Die IT-Fachfrau wechselte zu einem US-Software Unternehmen, war Vize-Präsidentin für Zentral- und Mitteleuropa, bevor sie 2002 zum Mittelständler GFT als Vorstandsmitglied ging. Lulay liebt die Herausforderung und neue Aufgaben. Den schnellen Wandel in der Branche fürchtet sie nicht: "Die Dynamik hält wach", findet sie - und hofft, dass sie es frühzeitig merkt, falls es einmal nicht mehr so sein sollte. Bodenhaftung und der Kontakt zu den Mitarbeitern sind ihr sehr wichtig.

Nun nach 30 Jahren ist sie auf Einladung der zentralen Alumni-Koordinierungsstelle der Hochschule Darmstadt erstmals wieder an ihre alte Hochschule zurückgekehrt. "Alles hat sich total verändert", staunt Marika Lulay. Zusammen mit h_da-Präsident Prof. Dr.
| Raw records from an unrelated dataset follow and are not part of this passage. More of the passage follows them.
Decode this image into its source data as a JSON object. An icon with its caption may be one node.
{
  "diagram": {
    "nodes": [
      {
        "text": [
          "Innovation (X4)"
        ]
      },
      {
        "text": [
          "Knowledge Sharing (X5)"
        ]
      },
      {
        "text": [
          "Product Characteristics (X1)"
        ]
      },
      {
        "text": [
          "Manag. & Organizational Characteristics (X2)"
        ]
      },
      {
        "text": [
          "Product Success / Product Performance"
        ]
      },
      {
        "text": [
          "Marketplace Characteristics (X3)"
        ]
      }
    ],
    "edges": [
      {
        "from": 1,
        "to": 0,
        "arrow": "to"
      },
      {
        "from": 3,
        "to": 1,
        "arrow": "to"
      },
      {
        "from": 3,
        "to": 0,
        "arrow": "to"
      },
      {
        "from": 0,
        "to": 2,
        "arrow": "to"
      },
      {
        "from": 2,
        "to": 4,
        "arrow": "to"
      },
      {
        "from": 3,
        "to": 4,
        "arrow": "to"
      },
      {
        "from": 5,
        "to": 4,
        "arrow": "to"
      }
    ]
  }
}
Ralph Stengler, Informatik-Professoren und dem Alumni-Beauftragten des Fachbereichs, Prof. Dr. Jens-Peter Akelbein, ließ sie sich den Campus und die neuen Gebäude zeigen und fachsimpelte über die Entwicklung in der Informatik. "Ich würde mich auch heute wieder für die Hochschule ent­scheiden", betont sie. "Ich habe mich hier wohl gefühlt". Ihr mittlerweile erwachsener Sohn studiert übrigens jetzt auch an der h_da.